Saturday 17.—The captain of a vessel lying off Rotherhithe, the better to secure the ship’s cables, made an agreement with a publican for fastening a cable to his premises; in consequence, a small anchor was carried on shore and deposited in the cellar, while another cable was fastened round a beam in another part of the house. In the night the ship veered about, and the cables holding fast, carried away the beam and levelled the house with the ground; by which accident five persons asleep in their beds were killed.”
In the Common Place Notes for February, 1789, is the following:—“With the new year, new entertainments commenced, or more properly speaking, old sports were revived in the neighbourhood of London. The river Thames, which at this season usually exhibits a dreary scene of languor and indolence, was this year the stage on which there were all kinds of diversions, bear-baiting, festivals, pigs and sheep roasted, booths, turnabouts, and all the various amusements of Bartholomew fair multiplied and improved; from Putney-bridge in Middlesex, down to Redriff, was one continued scene of merriment and jollity; not a gloomy face to be seen, nor a countenance expressive of want; but all cheerfulness, originating apparently from business and bustle. From this description the reader is not, however, to conclude that all was as it seemed. The miserable inhabitants that dwelt in houses on both sides the river during these thoughtless exhibitions, were many of them experiencing extreme misery; destitute of employment, though industrious, they were with families of helpless children, for want of employment, pining for want of bread; and though in no country in the world the rich are more benevolent than in England, yet their benefactions could bear no proportion to the wants of numerous poor, who could not all partake of the common bounty. It may, however, be truly said, that in no great city or country on the continent of Europe, the poor suffered less from the rigour of the season, than the inhabitants of Great Britain and London. Yet even in London, the distresses of the poor were very great; and though liberal subscriptions were raised for their relief, many perished through want and cold.

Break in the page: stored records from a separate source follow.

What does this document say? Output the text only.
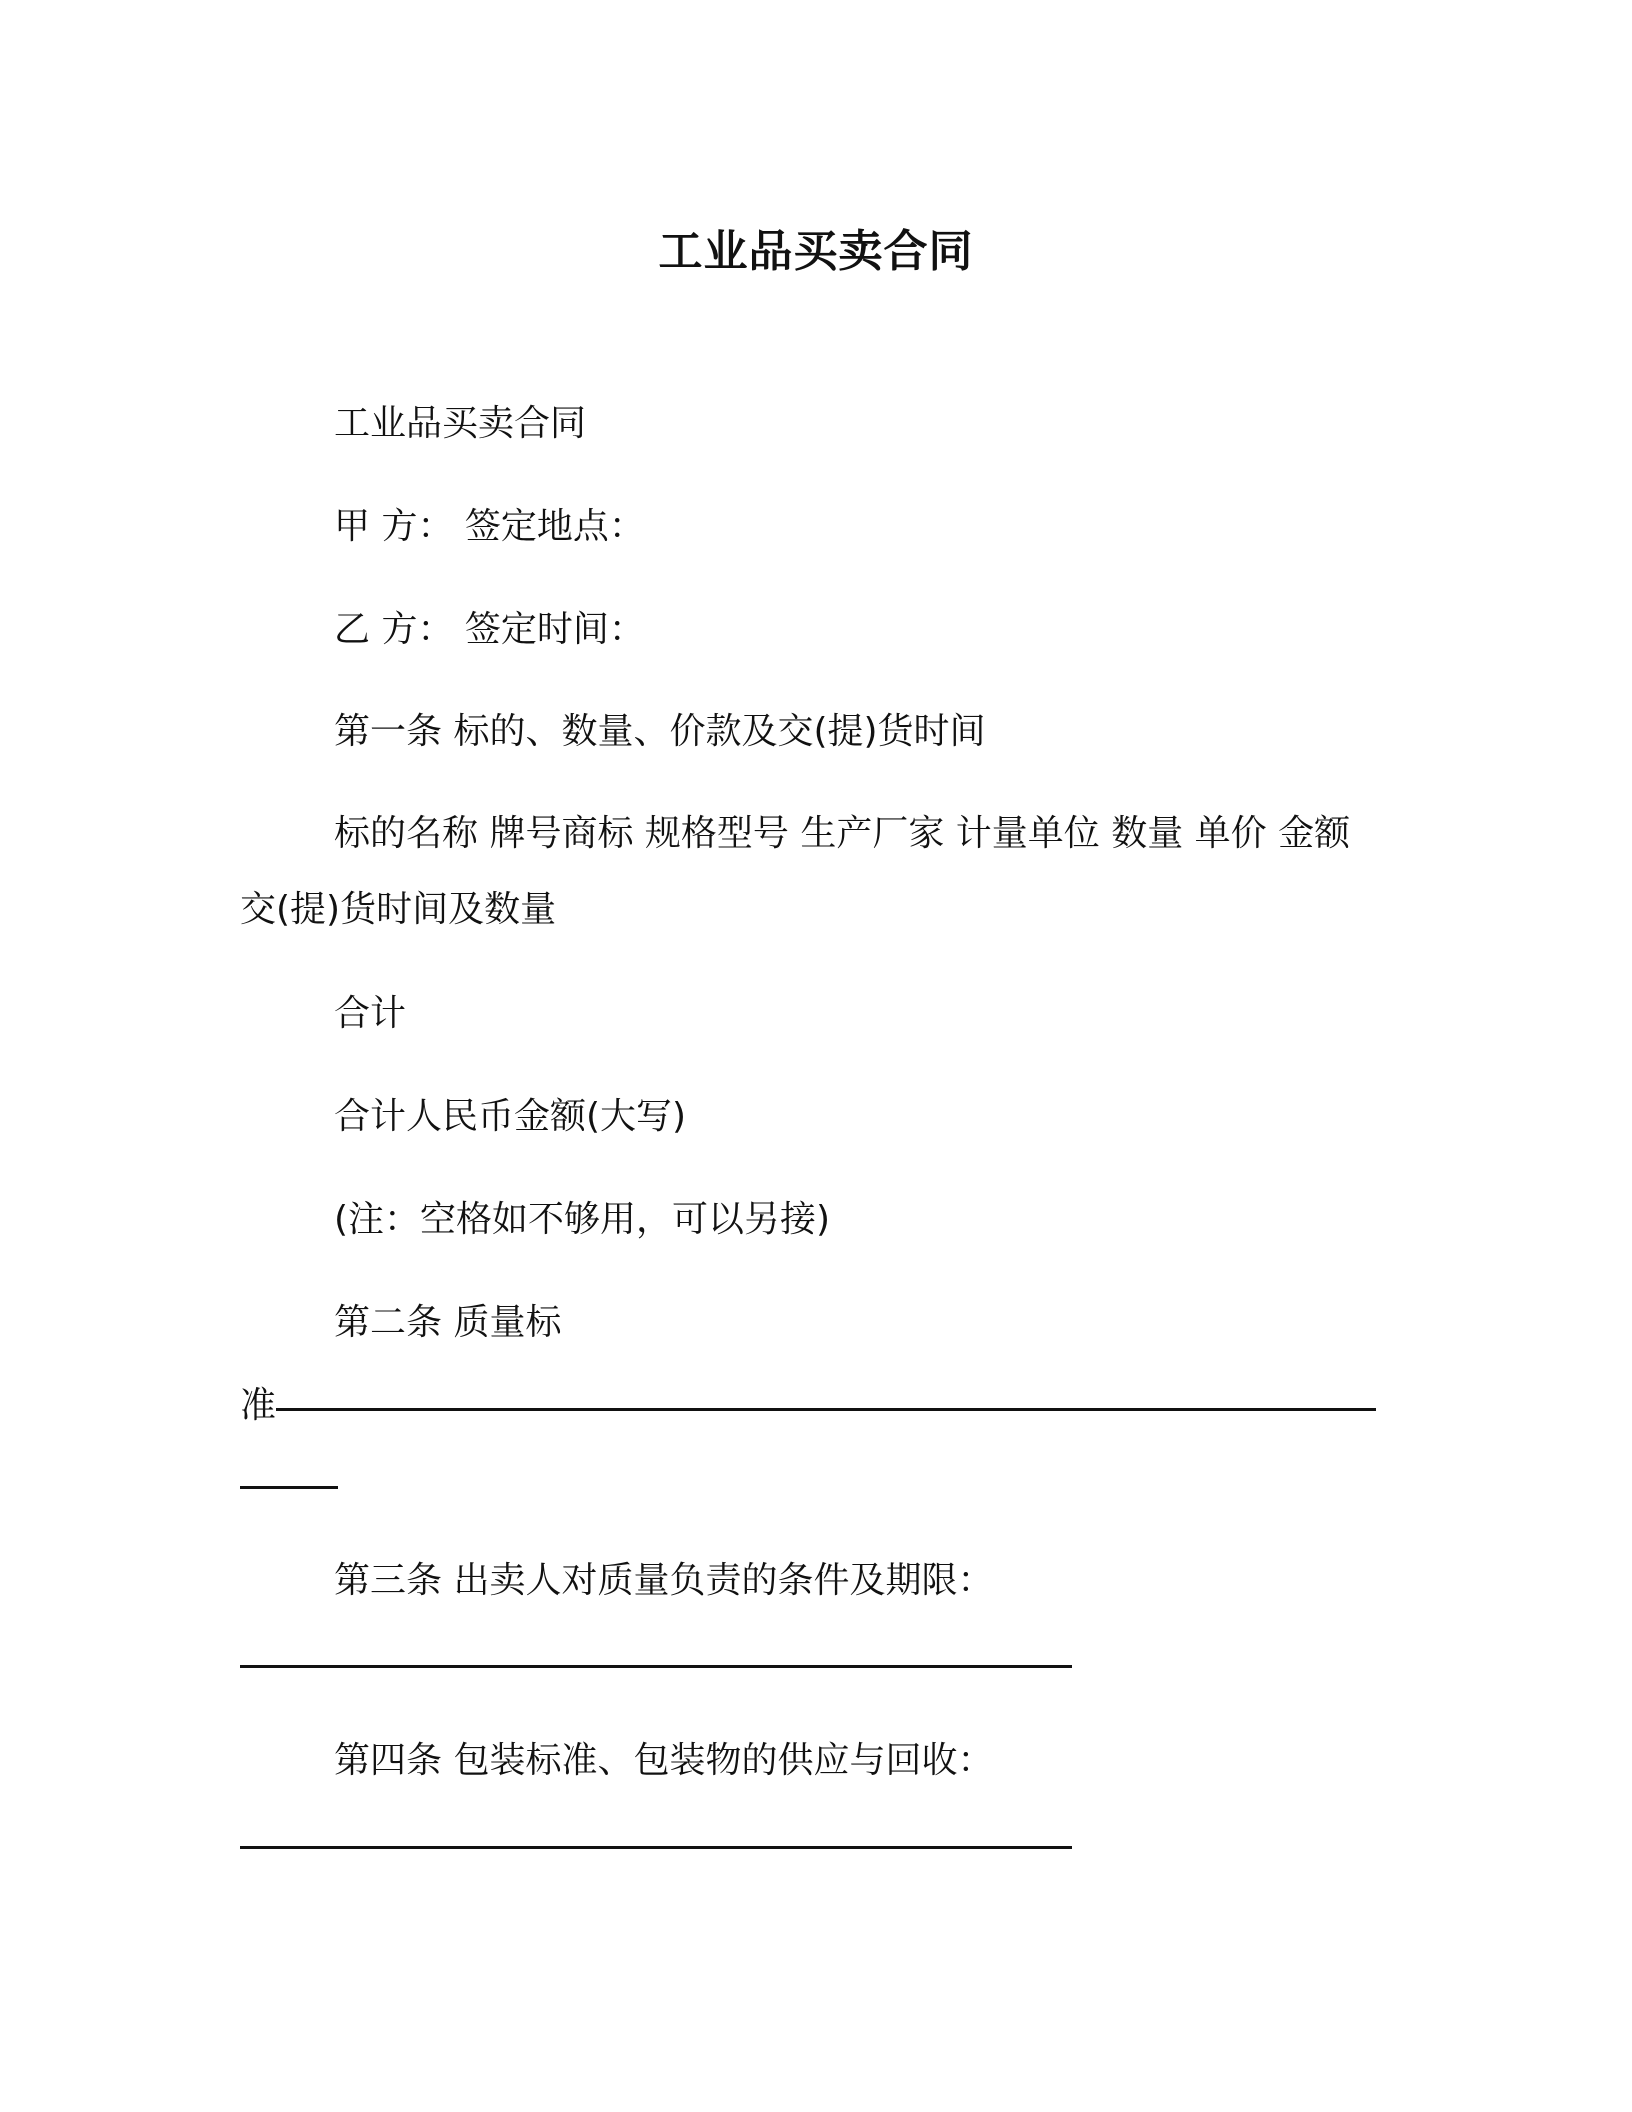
工业品买卖合同
工业品买卖合同
甲 方： 签定地点：
乙 方： 签定时间：
第一条 标的、数量、价款及交(提)货时间
标的名称 牌号商标 规格型号 生产厂家 计量单位 数量 单价 金额
交(提)货时间及数量
合计
合计人民币金额(大写)
(注：空格如不够用，可以另接)
第二条 质量标
准
第三条 出卖人对质量负责的条件及期限：
第四条 包装标准、包装物的供应与回收：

On this occasion, the City of London subscribed fifteen hundred pounds towards supporting those persons who were not in the habit of receiving alms.”
We cull from the Public Advertiser of January 15th, 1789, the following piece of drollery, in the shape of an inscription on a temporary building on the Thames: “This Booth to Let. The present possessor of the Premises is Mr. Frost. His affairs, however, not being on a permanent footing, a dissolution, or bankruptcy may soon be expected, and a final settlement of the whole entrusted to Mr. Thaw.”
The printing-press was again at work on the ice, and in Crowle’s “Illustrated Pennant,” there is a bill, having a border of type flowers, containing the following lines:—
“The silver Thames was frozen o’er,
No difference twixt the stream and shore;
The like no man hath seen before,
Except he lived in days of yore.”
“On the Ice, at the Thames Printing-Office, opposite St. Catherine’s Stairs, in the severe Frost January, 1789. Printed by me, William Bailey.”